Pelestarian warisan luhur masyarakat Surakarta juga terjaga lewat perlindungan pada bangunan cagar budaya. Bangunan Keraton Kasunan dan Pura Mangkunagaran masih seperti dahulu berdiri dan lebih inklusif untuk memperkenalkan cagar budaya dan sejarah Surakarta.

Bangunan-bangunan tua, terutama di Laweyan, masih terlihat kokohnya berdiri. Perkampungan Laweyan inilah yang menjadi pusat batik Surakarta yang terus berkembang.

Pada masa kebangkitan nasional, batik adalah komoditas mahal yang membuat penduduknya jadi kaya raya. Tidak heran jika saat itu para pengusaha berkumpul mendirikan Sarekat Dagang Islam (SDI) di perkampungan ini juga. 

Surakarta identik dengan batiknya. Di masa lalu, Laweyan adalah produsen terbesarnya yang membuat warganya sejahtera. Warisan itu masih terjaga dengan diajarkan di Laweyan dan didagangkan di Pasar Klewer. (Donny Fernando/National Geographic Indonesia)

Batik Laweyan menghadapi tantangan. Mereka mencoba mengenalkan kembali batik yang selama ini disalahpahami. Banyak yang mengira bahwa batik hanyalah kain dengan pola tertentu dengan teknik apa pun.

Padahal, "Batik adalah proses pewarnaan pada bidang dengan lilin panas. Alat utamanya canting dan cat.
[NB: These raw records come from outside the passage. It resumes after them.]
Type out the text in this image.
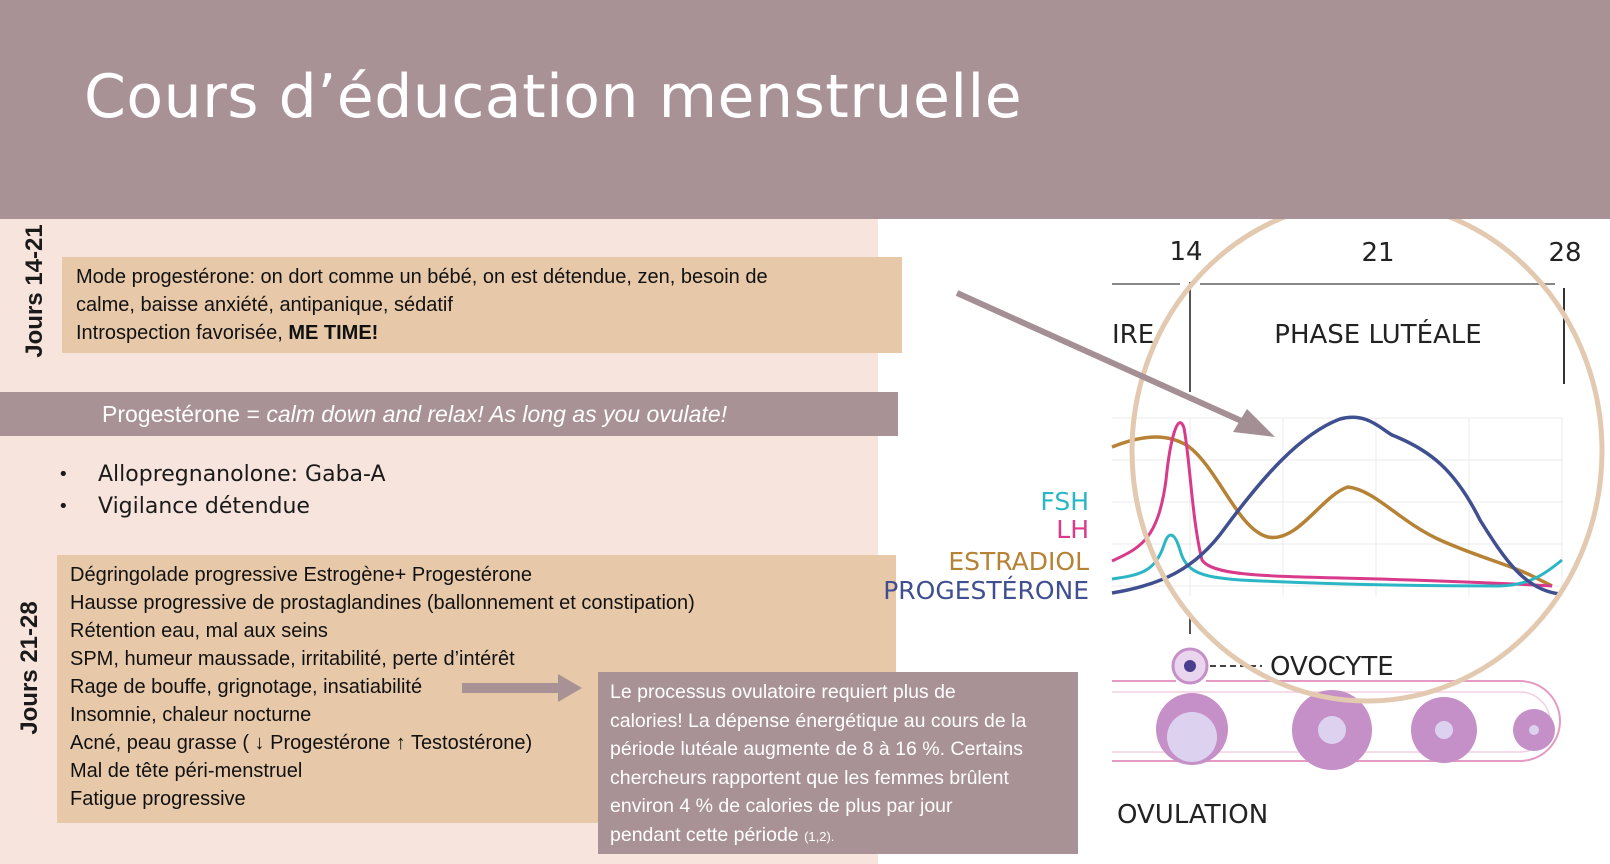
Cours d’éducation menstruelle
Jours 14-21 Mode progestérone: on dort comme un bébé, on est détendue, zen, besoin de
calme, baisse anxiété, antipanique, sédatif
Introspection favorisée, ME TIME!
Progestérone = calm down and relax! As long as you ovulate!
•	Allopregnanolone: Gaba-A
•	Vigilance détendue
Jours 21-28
Dégringolade progressive Estrogène+ Progestérone
Hausse progressive de prostaglandines (ballonnement et constipation)
Rétention eau, mal aux seins
SPM, humeur maussade, irritabilité, perte d’intérêt
Rage de bouffe, grignotage, insatiabilité
Insomnie, chaleur nocturne
Acné, peau grasse ( ↓ Progestérone ↑ Testostérone)
Mal de tête péri-menstruel
Fatigue progressive
Le processus ovulatoire requiert plus de
calories! La dépense énergétique au cours de la
période lutéale augmente de 8 à 16 %. Certains
chercheurs rapportent que les femmes brûlent
environ 4 % de calories de plus par jour
pendant cette période (1,2).
14	21	28
IRE	PHASE LUTÉALE
FSH
LH
ESTRADIOL
PROGESTÉRONE
OVOCYTE
OVULATION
Apa yang dibuat harus punya makna," terang pegiat batik Laweyan Alpha Fabela Priyatmono. Makanya, ia dan para pegiat batik di Laweyan mengadakan pendidikan batik.
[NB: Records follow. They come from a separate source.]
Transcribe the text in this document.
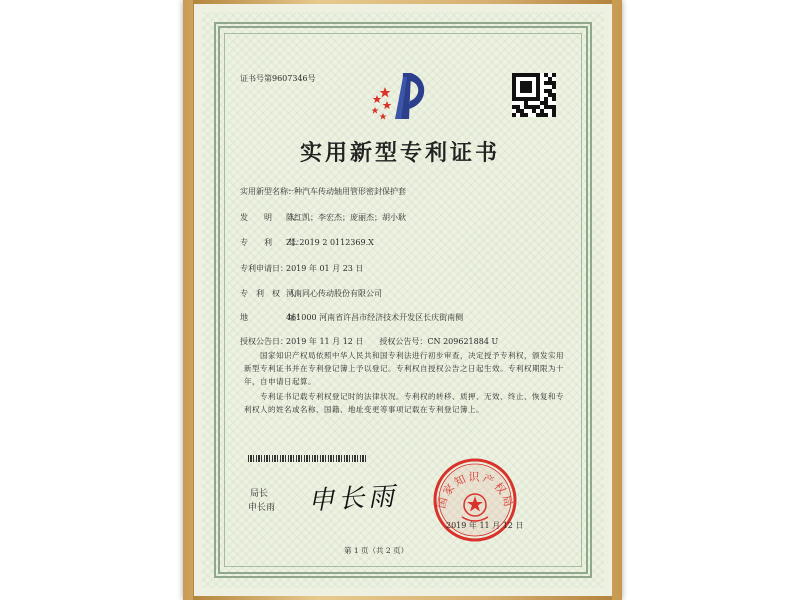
证书号第9607346号
实用新型专利证书
实用新型名称：
一种汽车传动轴用管形密封保护套
发　　明　　人：
陈红凯；李宏杰；庞丽杰；胡小耿
专　　利　　号：
ZL 2019 2 0112369.X
专利申请日：
2019 年 01 月 23 日
专　利　权　人：
河南同心传动股份有限公司
地　　　　　址：
461000 河南省许昌市经济技术开发区长庆街南侧
授权公告日：
2019 年 11 月 12 日　　授权公告号：CN 209621884 U
国家知识产权局依照中华人民共和国专利法进行初步审查，决定授予专利权，颁发实用新型专利证书并在专利登记簿上予以登记。专利权自授权公告之日起生效。专利权期限为十年，自申请日起算。
专利证书记载专利权登记时的法律状况。专利权的转移、质押、无效、终止、恢复和专利权人的姓名或名称、国籍、地址变更等事项记载在专利登记簿上。
局长
申长雨 申长雨	国家知识产权局
2019 年 11 月 12 日
第 1 页（共 2 页）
Melalui proses pembuatannya, batik mengajarkan kita karakter seperti ketekunan dan kesabaran. Kebiasaan membatik membuat karakter mereka bertahan menghadapi pandemi COVID-19. Beberapa warga pengerajin dan pebisnis batik bahu-membahu agar tetap bertahan.

Semangat mereka mengenalkan kembali batik membuahkan hasil. Sejak 2004, Laweyan menjadi kampung wisata budaya karena situs sejarah dan budaya membatiknya. Ketika pandemi mereda, pengunjung pun kembali berdatangan ke Laweyan, baik untuk membeli kain batik maupun belajar membatik.

Kini, Didi dan Marshall melanjutkan misi pelajaran perjalanan mereka. Kota-kota berikutnya menanti mereka berdua memberikan kisah dan pelajaran berharga yang bisa diserap oleh masing-masing sudut pandang mereka.